Nor did I! And I say the building of that ice-house has been an immense satisfaction to me. I entertain my due share of
"Gorgons, and hydras and chimaeras dire";
but a cataclysm of the proportions mentioned above would as likely as not bring on another Ice Age, or indeed—
". . . run back and fetch the Age of Gold."
To have an ice-house, and yourself escape cold storage—that seems to me the thing.
I can fill the house in a single day, and so trade a day for a year; or is it not rather that I crowd a year into a day? Such days are possible. It is not any day that I can fill the ice-house. Ice-day is a chosen, dedicated day, one of the year's high festivals, the Day of First Fruits, the ice crop being the year's earliest harvest. Hay is made when the sun shines, a condition sometimes slow in coming; but ice of the right quality and thickness, with roads right, and sky right for harvesting, requires a conjunction of right conditions so difficult as to make a good ice-day as rare as a day in June. June! why, June knows no such glorious weather as that attending the harvest of the ice.

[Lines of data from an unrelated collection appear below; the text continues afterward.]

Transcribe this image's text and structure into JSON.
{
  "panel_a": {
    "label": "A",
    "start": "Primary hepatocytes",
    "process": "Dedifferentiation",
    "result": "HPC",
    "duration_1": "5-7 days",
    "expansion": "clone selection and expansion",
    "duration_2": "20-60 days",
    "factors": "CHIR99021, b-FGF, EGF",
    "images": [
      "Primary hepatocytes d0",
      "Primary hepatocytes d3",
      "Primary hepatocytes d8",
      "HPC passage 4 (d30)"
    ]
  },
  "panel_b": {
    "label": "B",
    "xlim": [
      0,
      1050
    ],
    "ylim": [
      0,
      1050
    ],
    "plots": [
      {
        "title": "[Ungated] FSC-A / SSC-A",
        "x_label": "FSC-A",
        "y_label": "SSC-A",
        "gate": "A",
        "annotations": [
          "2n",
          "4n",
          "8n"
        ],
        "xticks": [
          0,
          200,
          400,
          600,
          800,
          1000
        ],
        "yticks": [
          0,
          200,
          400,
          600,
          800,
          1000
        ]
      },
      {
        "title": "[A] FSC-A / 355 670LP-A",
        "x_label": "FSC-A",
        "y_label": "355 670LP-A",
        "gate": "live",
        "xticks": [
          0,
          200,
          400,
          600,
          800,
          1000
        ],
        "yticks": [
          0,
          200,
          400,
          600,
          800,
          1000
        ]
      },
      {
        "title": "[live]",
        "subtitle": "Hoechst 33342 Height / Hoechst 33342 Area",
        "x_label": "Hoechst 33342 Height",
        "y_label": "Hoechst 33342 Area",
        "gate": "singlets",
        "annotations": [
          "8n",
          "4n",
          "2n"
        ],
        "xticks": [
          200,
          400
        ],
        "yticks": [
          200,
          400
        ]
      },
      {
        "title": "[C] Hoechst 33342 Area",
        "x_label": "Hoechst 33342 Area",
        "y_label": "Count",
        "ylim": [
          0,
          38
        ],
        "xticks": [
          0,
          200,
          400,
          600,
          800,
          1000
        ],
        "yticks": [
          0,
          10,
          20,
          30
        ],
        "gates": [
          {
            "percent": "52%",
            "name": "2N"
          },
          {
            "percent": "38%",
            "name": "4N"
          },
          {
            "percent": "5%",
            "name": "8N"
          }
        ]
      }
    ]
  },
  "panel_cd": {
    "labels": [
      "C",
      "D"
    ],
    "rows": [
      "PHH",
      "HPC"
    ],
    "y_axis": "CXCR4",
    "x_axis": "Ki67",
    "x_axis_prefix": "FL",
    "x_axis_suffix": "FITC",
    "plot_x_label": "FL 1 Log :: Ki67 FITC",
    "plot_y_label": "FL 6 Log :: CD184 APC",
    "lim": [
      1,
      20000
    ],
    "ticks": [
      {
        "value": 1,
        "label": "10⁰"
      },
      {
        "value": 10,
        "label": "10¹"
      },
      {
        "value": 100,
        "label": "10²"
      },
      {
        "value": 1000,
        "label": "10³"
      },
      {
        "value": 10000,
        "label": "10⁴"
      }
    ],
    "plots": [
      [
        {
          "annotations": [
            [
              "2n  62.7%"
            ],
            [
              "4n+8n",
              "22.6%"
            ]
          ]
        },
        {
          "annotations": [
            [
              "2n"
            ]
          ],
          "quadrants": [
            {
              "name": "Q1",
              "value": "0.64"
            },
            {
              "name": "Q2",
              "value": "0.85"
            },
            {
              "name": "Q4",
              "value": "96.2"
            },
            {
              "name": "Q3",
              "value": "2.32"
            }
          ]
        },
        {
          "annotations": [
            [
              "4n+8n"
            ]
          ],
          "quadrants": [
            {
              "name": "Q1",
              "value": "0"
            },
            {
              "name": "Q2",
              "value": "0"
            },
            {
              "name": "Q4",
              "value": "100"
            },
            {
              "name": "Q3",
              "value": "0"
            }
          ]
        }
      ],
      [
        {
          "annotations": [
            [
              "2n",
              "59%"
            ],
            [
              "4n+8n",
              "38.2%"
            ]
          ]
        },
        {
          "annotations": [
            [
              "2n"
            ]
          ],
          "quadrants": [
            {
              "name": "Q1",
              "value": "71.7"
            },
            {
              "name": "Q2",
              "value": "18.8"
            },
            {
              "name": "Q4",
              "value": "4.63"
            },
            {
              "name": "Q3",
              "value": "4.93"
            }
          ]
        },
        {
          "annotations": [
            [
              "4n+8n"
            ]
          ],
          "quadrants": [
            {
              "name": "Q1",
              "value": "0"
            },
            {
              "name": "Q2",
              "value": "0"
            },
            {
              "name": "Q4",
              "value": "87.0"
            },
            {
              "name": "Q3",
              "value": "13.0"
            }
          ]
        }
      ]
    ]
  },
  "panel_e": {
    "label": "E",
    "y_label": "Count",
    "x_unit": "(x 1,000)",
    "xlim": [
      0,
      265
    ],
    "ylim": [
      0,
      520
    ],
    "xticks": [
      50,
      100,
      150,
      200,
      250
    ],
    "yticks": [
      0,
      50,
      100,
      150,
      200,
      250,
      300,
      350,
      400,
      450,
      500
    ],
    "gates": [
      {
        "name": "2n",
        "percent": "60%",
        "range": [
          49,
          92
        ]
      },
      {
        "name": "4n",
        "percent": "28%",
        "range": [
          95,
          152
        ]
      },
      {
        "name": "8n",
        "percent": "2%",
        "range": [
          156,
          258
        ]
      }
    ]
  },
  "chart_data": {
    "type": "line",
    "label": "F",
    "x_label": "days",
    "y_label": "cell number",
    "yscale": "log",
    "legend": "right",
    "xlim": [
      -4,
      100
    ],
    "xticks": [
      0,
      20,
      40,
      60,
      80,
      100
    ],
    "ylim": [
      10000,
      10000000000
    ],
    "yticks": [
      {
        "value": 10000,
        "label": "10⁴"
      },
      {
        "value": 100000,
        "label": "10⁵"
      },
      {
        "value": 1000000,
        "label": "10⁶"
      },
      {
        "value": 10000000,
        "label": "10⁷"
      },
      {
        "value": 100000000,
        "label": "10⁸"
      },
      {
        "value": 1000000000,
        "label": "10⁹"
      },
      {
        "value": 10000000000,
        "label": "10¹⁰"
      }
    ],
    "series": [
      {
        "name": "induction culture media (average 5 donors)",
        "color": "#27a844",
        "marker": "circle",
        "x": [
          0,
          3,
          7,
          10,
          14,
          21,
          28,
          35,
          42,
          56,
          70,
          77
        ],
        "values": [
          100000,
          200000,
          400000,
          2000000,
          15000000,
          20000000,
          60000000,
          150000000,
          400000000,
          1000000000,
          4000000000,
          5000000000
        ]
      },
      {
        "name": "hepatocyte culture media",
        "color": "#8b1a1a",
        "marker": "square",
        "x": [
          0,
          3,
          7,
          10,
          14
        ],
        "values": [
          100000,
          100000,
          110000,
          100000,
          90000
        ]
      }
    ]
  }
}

This year it fell early in February—rather late in the season; so late, in fact, that, in spite of my faith in winter, I began to grow anxious—something no one on a hill in Hingham need ever do. Since New Year's Day unseasonable weather had prevailed: shifty winds, uncertain skies, rain and snow and sleet—that soft, spongy weather when the ice soaks and grows soggy. By the middle of January what little ice there had been in the pond was gone, and the ice-house was still empty.
Toward the end of the month, however, the skies cleared, the wind settled steadily into the north, and a great quiet began to deepen over the fields, a quiet that at night grew so tense you seemed to hear the close-glittering heavens snapping with the light of the stars. Everything seemed charged with electric cold; the rich soil of the garden struck fire like flint beneath your feet; the tall hillside pines, as stiff as masts of steel, would suddenly crack in the brittle silence, with a sharp report; and at intervals throughout the taut boreal night you could hear a hollow rumbling running down the length of the pond—the ice being split with the wide iron wedge of the cold.

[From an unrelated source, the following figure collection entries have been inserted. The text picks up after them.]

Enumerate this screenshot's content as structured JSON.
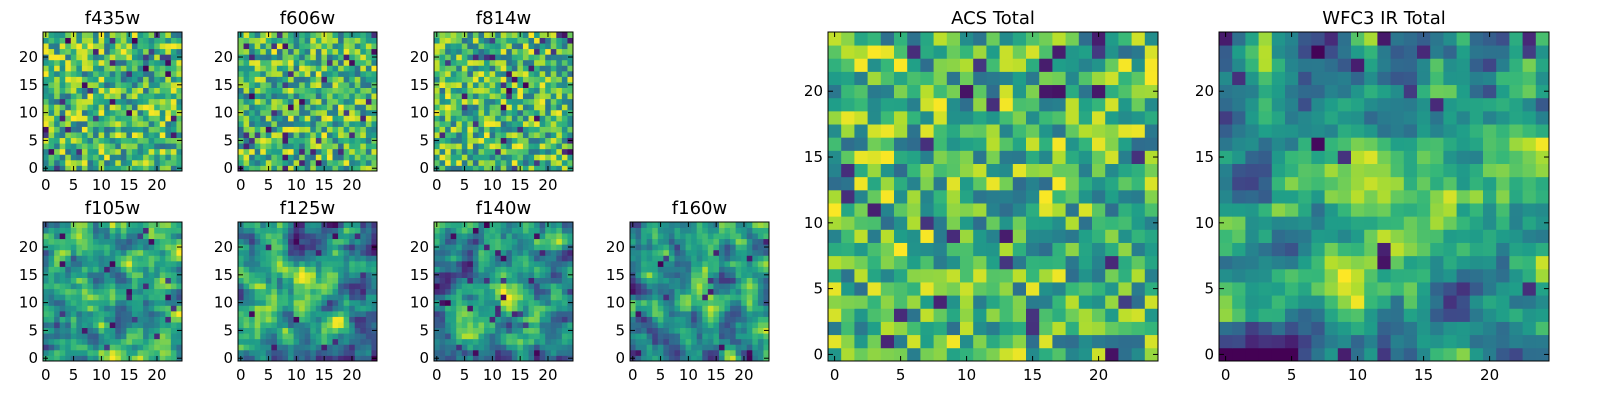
{
  "chart_data": [
    {
      "type": "heatmap",
      "title": "f435w",
      "grid_size": 25,
      "xticks": [
        0,
        5,
        10,
        15,
        20
      ],
      "yticks": [
        0,
        5,
        10,
        15,
        20
      ],
      "xlim": [
        -0.5,
        24.5
      ],
      "ylim": [
        -0.5,
        24.5
      ],
      "colormap": "viridis",
      "pattern": "noise",
      "seed": 11
    },
    {
      "type": "heatmap",
      "title": "f606w",
      "grid_size": 25,
      "xticks": [
        0,
        5,
        10,
        15,
        20
      ],
      "yticks": [
        0,
        5,
        10,
        15,
        20
      ],
      "xlim": [
        -0.5,
        24.5
      ],
      "ylim": [
        -0.5,
        24.5
      ],
      "colormap": "viridis",
      "pattern": "noise",
      "seed": 23
    },
    {
      "type": "heatmap",
      "title": "f814w",
      "grid_size": 25,
      "xticks": [
        0,
        5,
        10,
        15,
        20
      ],
      "yticks": [
        0,
        5,
        10,
        15,
        20
      ],
      "xlim": [
        -0.5,
        24.5
      ],
      "ylim": [
        -0.5,
        24.5
      ],
      "colormap": "viridis",
      "pattern": "noise",
      "seed": 37
    },
    {
      "type": "heatmap",
      "title": "f105w",
      "grid_size": 25,
      "xticks": [
        0,
        5,
        10,
        15,
        20
      ],
      "yticks": [
        0,
        5,
        10,
        15,
        20
      ],
      "xlim": [
        -0.5,
        24.5
      ],
      "ylim": [
        -0.5,
        24.5
      ],
      "colormap": "viridis",
      "pattern": "smooth",
      "seed": 41
    },
    {
      "type": "heatmap",
      "title": "f125w",
      "grid_size": 25,
      "xticks": [
        0,
        5,
        10,
        15,
        20
      ],
      "yticks": [
        0,
        5,
        10,
        15,
        20
      ],
      "xlim": [
        -0.5,
        24.5
      ],
      "ylim": [
        -0.5,
        24.5
      ],
      "colormap": "viridis",
      "pattern": "smooth_peak",
      "seed": 53
    },
    {
      "type": "heatmap",
      "title": "f140w",
      "grid_size": 25,
      "xticks": [
        0,
        5,
        10,
        15,
        20
      ],
      "yticks": [
        0,
        5,
        10,
        15,
        20
      ],
      "xlim": [
        -0.5,
        24.5
      ],
      "ylim": [
        -0.5,
        24.5
      ],
      "colormap": "viridis",
      "pattern": "smooth_peak",
      "seed": 67
    },
    {
      "type": "heatmap",
      "title": "f160w",
      "grid_size": 25,
      "xticks": [
        0,
        5,
        10,
        15,
        20
      ],
      "yticks": [
        0,
        5,
        10,
        15,
        20
      ],
      "xlim": [
        -0.5,
        24.5
      ],
      "ylim": [
        -0.5,
        24.5
      ],
      "colormap": "viridis",
      "pattern": "smooth_peak",
      "seed": 79
    },
    {
      "type": "heatmap",
      "title": "ACS Total",
      "grid_size": 25,
      "xticks": [
        0,
        5,
        10,
        15,
        20
      ],
      "yticks": [
        0,
        5,
        10,
        15,
        20
      ],
      "xlim": [
        -0.5,
        24.5
      ],
      "ylim": [
        -0.5,
        24.5
      ],
      "colormap": "viridis",
      "pattern": "noise",
      "seed": 83
    },
    {
      "type": "heatmap",
      "title": "WFC3 IR Total",
      "grid_size": 25,
      "xticks": [
        0,
        5,
        10,
        15,
        20
      ],
      "yticks": [
        0,
        5,
        10,
        15,
        20
      ],
      "xlim": [
        -0.5,
        24.5
      ],
      "ylim": [
        -0.5,
        24.5
      ],
      "colormap": "viridis",
      "pattern": "smooth_peak",
      "seed": 97
    }
  ]
}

Down and down for three days slipped the silver column in the thermometer until at eight o'clock on the fourth day it stood just above zero. Cold? It was splendid weather! with four inches of ice on the little pond behind the ridge, glare ice, black as you looked across it, but like a pane of plate glass as you peered into it at the stirless bottom below; smooth glare ice untouched by the wing of the wind or by even the circling runner of the skater-snow. Another day and night like this and the solid square-edged blocks could come in.
I looked at the glass late that night and found it still falling. I went on out beneath the stars. It may have been the tightened telephone wires overhead, or the frozen ground beneath me ringing with the distant tread of the coming north wind, yet over these, and with them, I heard the singing of a voiceless song, no louder than the winging hum of bees, but vaster—the earth and air responding to a starry lyre as some Aeolian harper, sweeping through the silvery spaces of the night, brushed the strings with her robes of jeweled cold.